Morgan Stanley is unveiling its new ad campaign since changing CEOs in 2005. It has dumped the "your stockbroker is your family friend" theme and is going for a "chillier, less emotional image" with the tagline "World Wise." Courting retail investors is a big business for the large brokerage firms. See WSJ, Morgan Stanley Alters Its Pitch.
Timothy Geithner's ( President of the Federal Reserve Bank of New York) mission: prevent financial system meltdown. He is focusing his attention on the risks presented by hedge funds, as he works with other regulators to minimize systemic risk. See WSJ, Geithner's Balancing Act.

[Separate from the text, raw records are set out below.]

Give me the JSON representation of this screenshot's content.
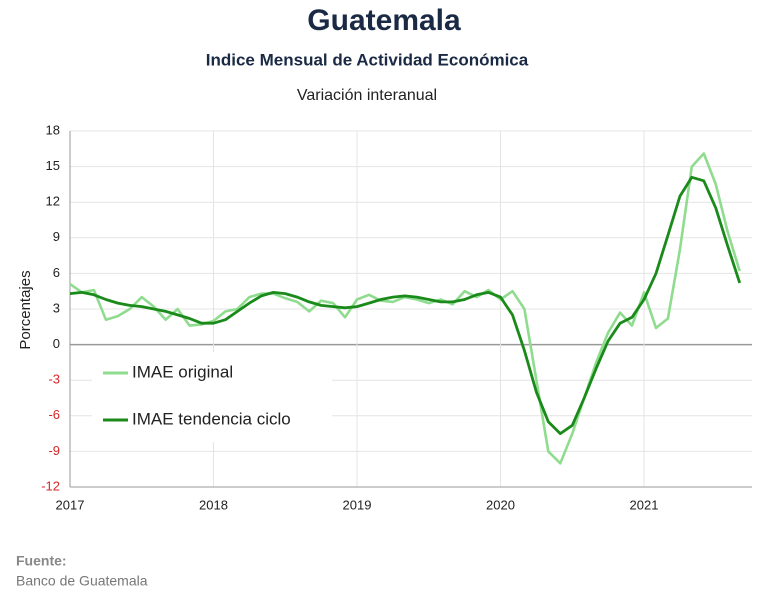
{
  "chart_data": {
    "type": "line",
    "title": "Guatemala",
    "subtitle": "Indice Mensual de  Actividad Económica",
    "caption": "Variación interanual",
    "y_label": "Porcentajes",
    "source_label": "Fuente:",
    "source": "Banco de Guatemala",
    "categories": [
      "2017",
      null,
      null,
      null,
      null,
      null,
      null,
      null,
      null,
      null,
      null,
      null,
      "2018",
      null,
      null,
      null,
      null,
      null,
      null,
      null,
      null,
      null,
      null,
      null,
      "2019",
      null,
      null,
      null,
      null,
      null,
      null,
      null,
      null,
      null,
      null,
      null,
      "2020",
      null,
      null,
      null,
      null,
      null,
      null,
      null,
      null,
      null,
      null,
      null,
      "2021",
      null,
      null,
      null,
      null,
      null,
      null,
      null,
      null
    ],
    "series": [
      {
        "name": "IMAE original",
        "color": "#8fdc8f",
        "values": [
          5.1,
          4.4,
          4.6,
          2.1,
          2.4,
          3.0,
          4.0,
          3.2,
          2.1,
          3.0,
          1.6,
          1.7,
          2.0,
          2.8,
          3.0,
          4.0,
          4.3,
          4.3,
          3.9,
          3.6,
          2.8,
          3.7,
          3.5,
          2.3,
          3.8,
          4.2,
          3.7,
          3.6,
          4.0,
          3.8,
          3.5,
          3.8,
          3.4,
          4.5,
          4.0,
          4.6,
          3.8,
          4.5,
          3.0,
          -3.0,
          -9.0,
          -10.0,
          -7.5,
          -4.5,
          -1.5,
          1.0,
          2.7,
          1.6,
          4.4,
          1.4,
          2.2,
          8.0,
          15.0,
          16.1,
          13.5,
          9.5,
          6.2
        ]
      },
      {
        "name": "IMAE tendencia ciclo",
        "color": "#1a8a1a",
        "values": [
          4.3,
          4.4,
          4.2,
          3.8,
          3.5,
          3.3,
          3.2,
          3.0,
          2.8,
          2.5,
          2.2,
          1.8,
          1.8,
          2.1,
          2.8,
          3.5,
          4.1,
          4.4,
          4.3,
          4.0,
          3.6,
          3.3,
          3.2,
          3.1,
          3.2,
          3.5,
          3.8,
          4.0,
          4.1,
          4.0,
          3.8,
          3.6,
          3.6,
          3.8,
          4.2,
          4.4,
          4.0,
          2.5,
          -0.5,
          -4.0,
          -6.5,
          -7.5,
          -6.8,
          -4.5,
          -2.0,
          0.3,
          1.8,
          2.3,
          3.8,
          6.0,
          9.2,
          12.5,
          14.1,
          13.8,
          11.5,
          8.3,
          5.2
        ]
      }
    ],
    "ylim": [
      -12,
      18
    ],
    "yticks": [
      -12,
      -9,
      -6,
      -3,
      0,
      3,
      6,
      9,
      12,
      15,
      18
    ],
    "negative_tick_color": "#d62728",
    "grid": true,
    "legend": "lower left"
  }
}
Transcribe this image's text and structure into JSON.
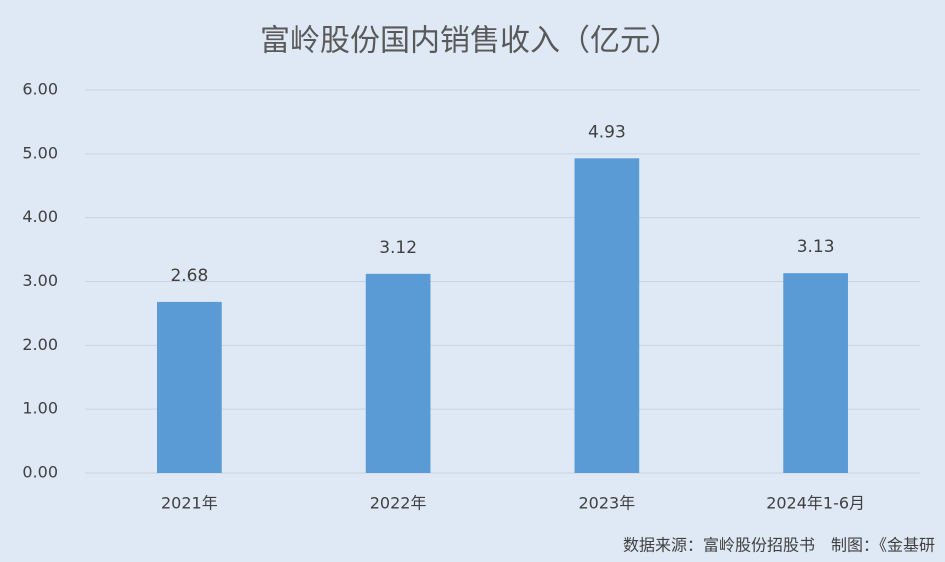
{
  "chart_data": {
    "type": "bar",
    "title": "富岭股份国内销售收入（亿元）",
    "categories": [
      "2021年",
      "2022年",
      "2023年",
      "2024年1-6月"
    ],
    "values": [
      2.68,
      3.12,
      4.93,
      3.13
    ],
    "color": "#5b9bd5",
    "ylim": [
      0,
      6
    ],
    "yticks": [
      {
        "value": 0,
        "label": "0.00"
      },
      {
        "value": 1,
        "label": "1.00"
      },
      {
        "value": 2,
        "label": "2.00"
      },
      {
        "value": 3,
        "label": "3.00"
      },
      {
        "value": 4,
        "label": "4.00"
      },
      {
        "value": 5,
        "label": "5.00"
      },
      {
        "value": 6,
        "label": "6.00"
      }
    ],
    "grid": true,
    "source": "数据来源：富岭股份招股书　制图：《金基研"
  }
}
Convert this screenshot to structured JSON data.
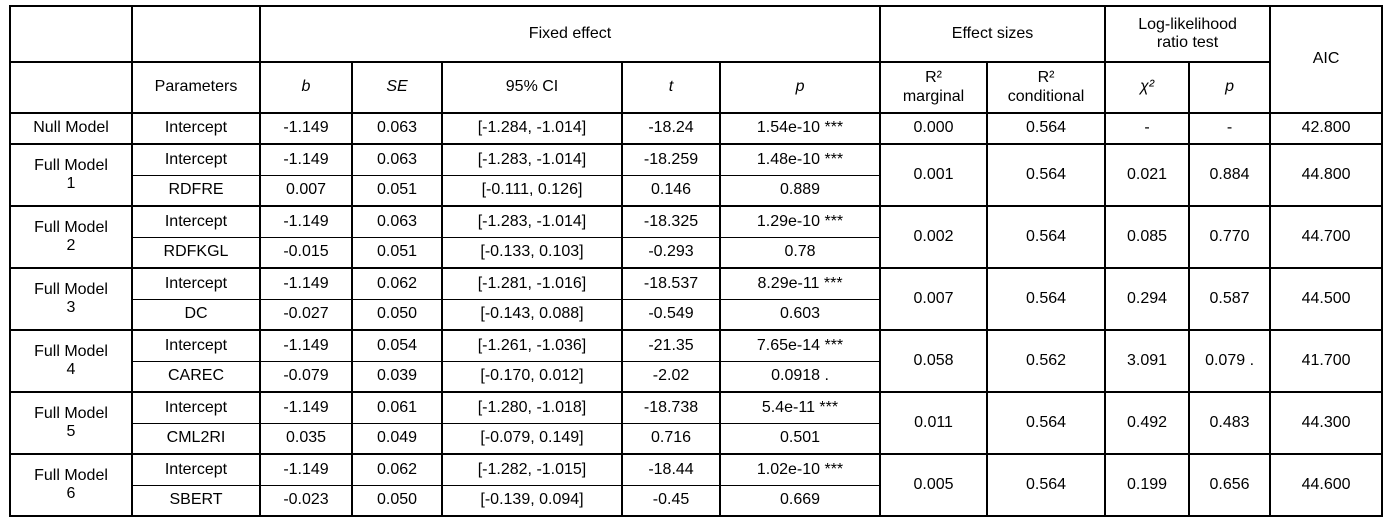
{
  "table": {
    "header": {
      "groups": {
        "fixed_effect": "Fixed effect",
        "effect_sizes": "Effect sizes",
        "lrt": "Log-likelihood\nratio test",
        "aic": "AIC"
      },
      "columns": {
        "parameters": "Parameters",
        "b": "b",
        "se": "SE",
        "ci": "95% CI",
        "t": "t",
        "p": "p",
        "r2_marginal": "R²\nmarginal",
        "r2_conditional": "R²\nconditional",
        "chi2": "χ²",
        "p_lrt": "p"
      }
    },
    "models": [
      {
        "name": "Null Model",
        "rows": [
          {
            "param": "Intercept",
            "b": "-1.149",
            "se": "0.063",
            "ci": "[-1.284, -1.014]",
            "t": "-18.24",
            "p": "1.54e-10 ***"
          }
        ],
        "r2_marginal": "0.000",
        "r2_conditional": "0.564",
        "chi2": "-",
        "p_lrt": "-",
        "aic": "42.800"
      },
      {
        "name": "Full Model\n1",
        "rows": [
          {
            "param": "Intercept",
            "b": "-1.149",
            "se": "0.063",
            "ci": "[-1.283, -1.014]",
            "t": "-18.259",
            "p": "1.48e-10 ***"
          },
          {
            "param": "RDFRE",
            "b": "0.007",
            "se": "0.051",
            "ci": "[-0.111, 0.126]",
            "t": "0.146",
            "p": "0.889"
          }
        ],
        "r2_marginal": "0.001",
        "r2_conditional": "0.564",
        "chi2": "0.021",
        "p_lrt": "0.884",
        "aic": "44.800"
      },
      {
        "name": "Full Model\n2",
        "rows": [
          {
            "param": "Intercept",
            "b": "-1.149",
            "se": "0.063",
            "ci": "[-1.283, -1.014]",
            "t": "-18.325",
            "p": "1.29e-10 ***"
          },
          {
            "param": "RDFKGL",
            "b": "-0.015",
            "se": "0.051",
            "ci": "[-0.133, 0.103]",
            "t": "-0.293",
            "p": "0.78"
          }
        ],
        "r2_marginal": "0.002",
        "r2_conditional": "0.564",
        "chi2": "0.085",
        "p_lrt": "0.770",
        "aic": "44.700"
      },
      {
        "name": "Full Model\n3",
        "rows": [
          {
            "param": "Intercept",
            "b": "-1.149",
            "se": "0.062",
            "ci": "[-1.281, -1.016]",
            "t": "-18.537",
            "p": "8.29e-11 ***"
          },
          {
            "param": "DC",
            "b": "-0.027",
            "se": "0.050",
            "ci": "[-0.143, 0.088]",
            "t": "-0.549",
            "p": "0.603"
          }
        ],
        "r2_marginal": "0.007",
        "r2_conditional": "0.564",
        "chi2": "0.294",
        "p_lrt": "0.587",
        "aic": "44.500"
      },
      {
        "name": "Full Model\n4",
        "rows": [
          {
            "param": "Intercept",
            "b": "-1.149",
            "se": "0.054",
            "ci": "[-1.261, -1.036]",
            "t": "-21.35",
            "p": "7.65e-14 ***"
          },
          {
            "param": "CAREC",
            "b": "-0.079",
            "se": "0.039",
            "ci": "[-0.170, 0.012]",
            "t": "-2.02",
            "p": "0.0918 ."
          }
        ],
        "r2_marginal": "0.058",
        "r2_conditional": "0.562",
        "chi2": "3.091",
        "p_lrt": "0.079 .",
        "aic": "41.700"
      },
      {
        "name": "Full Model\n5",
        "rows": [
          {
            "param": "Intercept",
            "b": "-1.149",
            "se": "0.061",
            "ci": "[-1.280, -1.018]",
            "t": "-18.738",
            "p": "5.4e-11 ***"
          },
          {
            "param": "CML2RI",
            "b": "0.035",
            "se": "0.049",
            "ci": "[-0.079, 0.149]",
            "t": "0.716",
            "p": "0.501"
          }
        ],
        "r2_marginal": "0.011",
        "r2_conditional": "0.564",
        "chi2": "0.492",
        "p_lrt": "0.483",
        "aic": "44.300"
      },
      {
        "name": "Full Model\n6",
        "rows": [
          {
            "param": "Intercept",
            "b": "-1.149",
            "se": "0.062",
            "ci": "[-1.282, -1.015]",
            "t": "-18.44",
            "p": "1.02e-10 ***"
          },
          {
            "param": "SBERT",
            "b": "-0.023",
            "se": "0.050",
            "ci": "[-0.139, 0.094]",
            "t": "-0.45",
            "p": "0.669"
          }
        ],
        "r2_marginal": "0.005",
        "r2_conditional": "0.564",
        "chi2": "0.199",
        "p_lrt": "0.656",
        "aic": "44.600"
      }
    ]
  }
}
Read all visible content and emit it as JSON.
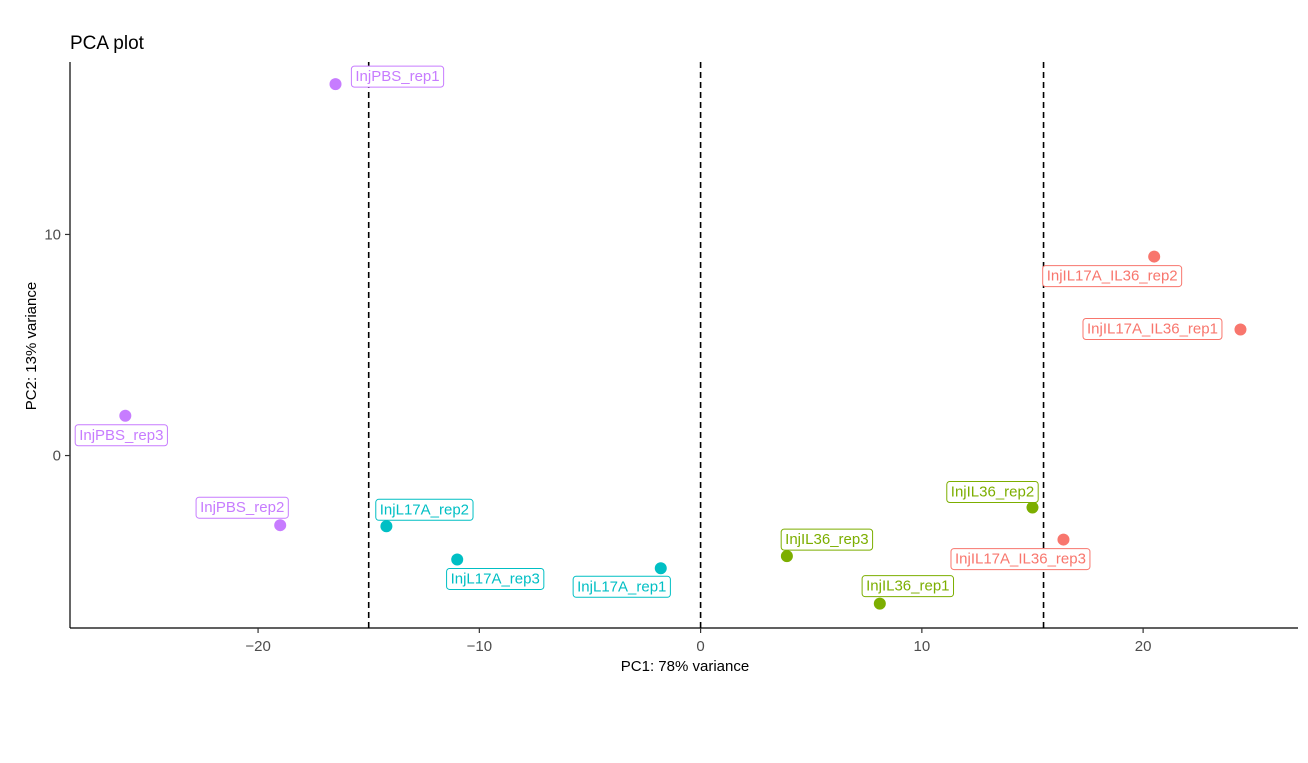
{
  "chart_data": {
    "type": "scatter",
    "title": "PCA plot",
    "xlabel": "PC1: 78% variance",
    "ylabel": "PC2: 13% variance",
    "xlim": [
      -28.5,
      27
    ],
    "ylim": [
      -7.8,
      17.8
    ],
    "x_ticks": [
      -20,
      -10,
      0,
      10,
      20
    ],
    "x_tick_labels": [
      "−20",
      "−10",
      "0",
      "10",
      "20"
    ],
    "y_ticks": [
      0,
      10
    ],
    "y_tick_labels": [
      "0",
      "10"
    ],
    "grid": false,
    "legend": "none",
    "vlines": [
      -15,
      0,
      15.5
    ],
    "groups": [
      {
        "key": "InjPBS",
        "color": "#C77CFF"
      },
      {
        "key": "InjL17A",
        "color": "#00BFC4"
      },
      {
        "key": "InjIL36",
        "color": "#7CAE00"
      },
      {
        "key": "InjIL17A_IL36",
        "color": "#F8766D"
      }
    ],
    "points": [
      {
        "label": "InjPBS_rep1",
        "group": "InjPBS",
        "x": -16.5,
        "y": 16.8
      },
      {
        "label": "InjPBS_rep2",
        "group": "InjPBS",
        "x": -19.0,
        "y": -3.15
      },
      {
        "label": "InjPBS_rep3",
        "group": "InjPBS",
        "x": -26.0,
        "y": 1.8
      },
      {
        "label": "InjL17A_rep1",
        "group": "InjL17A",
        "x": -1.8,
        "y": -5.1
      },
      {
        "label": "InjL17A_rep2",
        "group": "InjL17A",
        "x": -14.2,
        "y": -3.2
      },
      {
        "label": "InjL17A_rep3",
        "group": "InjL17A",
        "x": -11.0,
        "y": -4.7
      },
      {
        "label": "InjIL36_rep1",
        "group": "InjIL36",
        "x": 8.1,
        "y": -6.7
      },
      {
        "label": "InjIL36_rep2",
        "group": "InjIL36",
        "x": 15.0,
        "y": -2.35
      },
      {
        "label": "InjIL36_rep3",
        "group": "InjIL36",
        "x": 3.9,
        "y": -4.55
      },
      {
        "label": "InjIL17A_IL36_rep1",
        "group": "InjIL17A_IL36",
        "x": 24.4,
        "y": 5.7
      },
      {
        "label": "InjIL17A_IL36_rep2",
        "group": "InjIL17A_IL36",
        "x": 20.5,
        "y": 9.0
      },
      {
        "label": "InjIL17A_IL36_rep3",
        "group": "InjIL17A_IL36",
        "x": 16.4,
        "y": -3.8
      }
    ]
  }
}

More details about those incriminating emails released in court documents (previously sealed) in the Mercury backdating options lawsuit -- The WSJ provides excerpts that demonstrate the blatant nature of the backdating, with talk of using the "magic backdating ink." See WSJ, Emails Reveal Backdating Scheme.
Reports that DaimlerChrysler will shed Chrysler gain traction. Investment bankers are reportedly working to put a value on Chrysler, and an auction or spin-off may take place in the coming months. See WSJ, Future of Chrysler Rests With Zetsche.
Monday, February 19, 2007
Citigroup is considering listing its shares on the Tokyo Stock Exchange, to facilitate its expansion efforts in Japan. See WSJ, Citigroup Studies Possibility Of Tokyo Share Listing.